Evolved small molecules have proved a prolific source of therapeutics, accounting for a significant fraction of currently marketed drugs. However, discovery efforts to date have focussed on a narrow section of the tree of life. For instance, Actinomycete bacteria from soil have been extensively mined, and there is now a very high compound rediscover rate using traditional methods of culture and isolation. Through culture-independent (metagenomic) sequencing and bacterial genomics, we know that there are a plethora of unexploited bacteria that are capable of making small molecules. However, there are two main problems in mining this unexplored majority. The first is that most species of bacteria have never been cultured and may not be able to grow alone. For instance, there are many cases of eukaryotic organisms forming symbiotic relationships with bacteria that produce protective compounds. Over millions of years, symbionts can become dependent on their host, and cannot be grown independently.

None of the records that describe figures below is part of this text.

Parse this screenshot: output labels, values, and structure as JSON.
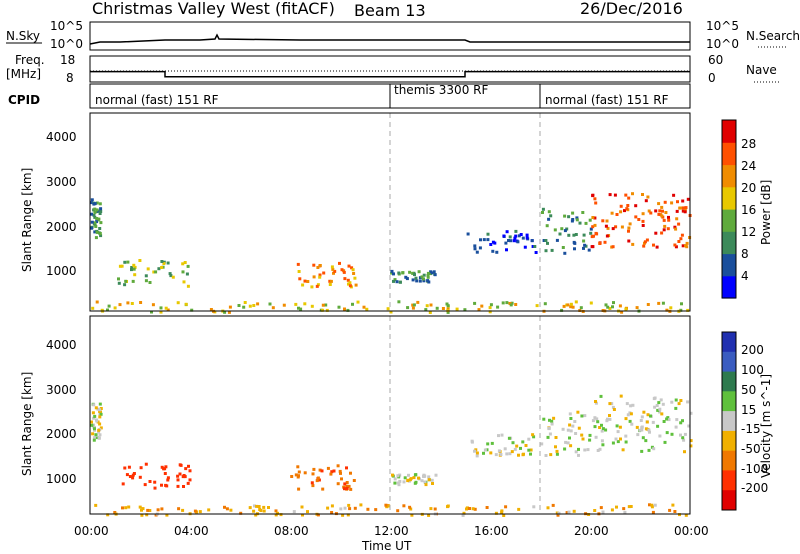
{
  "header": {
    "station": "Christmas Valley West (fitACF)",
    "beam": "Beam 13",
    "date": "26/Dec/2016"
  },
  "nsky_panel": {
    "left_label": "N.Sky",
    "right_label": "N.Search",
    "left_ticks": [
      "10^5",
      "10^0"
    ],
    "right_ticks": [
      "10^5",
      "10^0"
    ]
  },
  "freq_panel": {
    "left_label_1": "Freq.",
    "left_label_2": "[MHz]",
    "right_label": "Nave",
    "left_ticks": [
      "18",
      "8"
    ],
    "right_ticks": [
      "60",
      "0"
    ]
  },
  "cpid_panel": {
    "label": "CPID",
    "segments": [
      {
        "label": "normal (fast) 151 RF",
        "start_h": 0,
        "end_h": 12
      },
      {
        "label": "themis 3300 RF",
        "start_h": 12,
        "end_h": 18
      },
      {
        "label": "normal (fast) 151 RF",
        "start_h": 18,
        "end_h": 24
      }
    ]
  },
  "power_panel": {
    "ylabel": "Slant Range [km]",
    "yticks": [
      "1000",
      "2000",
      "3000",
      "4000"
    ],
    "cbar_label": "Power [dB]",
    "cbar_ticks": [
      "4",
      "8",
      "12",
      "16",
      "20",
      "24",
      "28"
    ],
    "colors": [
      "#0000ff",
      "#1a4f9c",
      "#3c8a5a",
      "#5faa3c",
      "#e8c800",
      "#f08c00",
      "#ff5000",
      "#e00000"
    ]
  },
  "velocity_panel": {
    "ylabel": "Slant Range [km]",
    "yticks": [
      "1000",
      "2000",
      "3000",
      "4000"
    ],
    "cbar_label": "Velocity [m s^-1]",
    "cbar_ticks": [
      "200",
      "100",
      "50",
      "15",
      "-15",
      "-50",
      "-100",
      "-200"
    ],
    "colors": [
      "#2030b0",
      "#3a5cc0",
      "#2e7a4e",
      "#5fc03c",
      "#c8c8c8",
      "#f0b000",
      "#f07800",
      "#ff3000",
      "#e00000"
    ]
  },
  "xaxis": {
    "label": "Time UT",
    "ticks": [
      "00:00",
      "04:00",
      "08:00",
      "12:00",
      "16:00",
      "20:00",
      "00:00"
    ]
  },
  "chart_data": {
    "type": "heatmap",
    "title": "Christmas Valley West (fitACF)",
    "subtitle": "Beam 13",
    "date": "26/Dec/2016",
    "xlabel": "Time UT",
    "ylabel": "Slant Range [km]",
    "x_range_h": [
      0,
      24
    ],
    "y_range_km": [
      180,
      4600
    ],
    "freq_mhz": {
      "segments": [
        {
          "start_h": 0,
          "end_h": 3,
          "value": 12
        },
        {
          "start_h": 3,
          "end_h": 15,
          "value": 10
        },
        {
          "start_h": 15,
          "end_h": 24,
          "value": 12
        }
      ]
    },
    "power_regions": [
      {
        "t0": 0.0,
        "t1": 0.4,
        "r0": 1850,
        "r1": 2700,
        "level": 2
      },
      {
        "t0": 1.0,
        "t1": 4.0,
        "r0": 750,
        "r1": 1350,
        "level": 3
      },
      {
        "t0": 8.0,
        "t1": 10.6,
        "r0": 750,
        "r1": 1300,
        "level": 5
      },
      {
        "t0": 12.0,
        "t1": 13.8,
        "r0": 850,
        "r1": 1100,
        "level": 2
      },
      {
        "t0": 15.0,
        "t1": 17.8,
        "r0": 1500,
        "r1": 2000,
        "level": 1
      },
      {
        "t0": 18.0,
        "t1": 20.0,
        "r0": 1500,
        "r1": 2500,
        "level": 2
      },
      {
        "t0": 20.0,
        "t1": 24.0,
        "r0": 1600,
        "r1": 2850,
        "level": 6
      },
      {
        "t0": 0.0,
        "t1": 24.0,
        "r0": 180,
        "r1": 420,
        "level": 4
      }
    ],
    "velocity_regions": [
      {
        "t0": 0.0,
        "t1": 0.4,
        "r0": 1850,
        "r1": 2700,
        "value": 0
      },
      {
        "t0": 1.0,
        "t1": 4.0,
        "r0": 750,
        "r1": 1350,
        "value": -150
      },
      {
        "t0": 8.0,
        "t1": 10.6,
        "r0": 750,
        "r1": 1300,
        "value": -80
      },
      {
        "t0": 12.0,
        "t1": 13.8,
        "r0": 850,
        "r1": 1100,
        "value": 0
      },
      {
        "t0": 15.0,
        "t1": 17.8,
        "r0": 1500,
        "r1": 2000,
        "value": 0
      },
      {
        "t0": 18.0,
        "t1": 20.0,
        "r0": 1500,
        "r1": 2500,
        "value": 0
      },
      {
        "t0": 20.0,
        "t1": 24.0,
        "r0": 1600,
        "r1": 2850,
        "value": 0
      },
      {
        "t0": 0.0,
        "t1": 24.0,
        "r0": 180,
        "r1": 420,
        "value": -40
      }
    ]
  }
}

The existence of such long-lived symbioses suggests that their protective compounds are highly optimized and of potential therapeutic interest, but also that the producing organism is less likely to be culturable. The second problem is even when bacterial strains are culturable, they often do not express all their biosynthetic potential in the laboratory, meaning that cultured bacteria typically only yield a subset of small molecules they are capable of making. We are currently employing a number of parallel strategies to solving these problems. These include genome mining, synthetic biology and bioinformatics.
Funding: NIH NIGMS R35
In the environment, bacteria and other microorganisms hardly ever exist as monocultures, but instead live in communities of varying complexity, often associated with or inside a more complex organism, such as a human or marine invertebrate. It is thought that small molecules are important to the function and balance of such communities, but functions of individual molecules are often shrouded in mystery. Because most environmental bacteria have never been cultured, studying microbial communities often requires culture-independent sequencing to characterize the genomes of each species present. The problem with reconstructing genomes from metagenomes is that assembled sequence data typically consists of millions of sequences, each representing a section of a genome amongst an unknown number of species. Additionally, environmental sequencing can often contain uncultured species that are previously unknown to science, so reference genomes cannot be used. We have been working on algorithms to automatically separate genomes from metagenomes (called "binning"), even for highly complex communities associated with hosts that themselves have unsequenced genomes. We have released the first version of our pipeline, called "Autometa" (see Software), and we are also working on a number of planned improvements. In particular, we plan on improving Autometa's performance so that it can handle soil metagenomes, which are some of the most complex microbiomes on Earth. This work will support our other metagenome mining efforts, and allow us to unearth fundamental insights into how microbial communities work.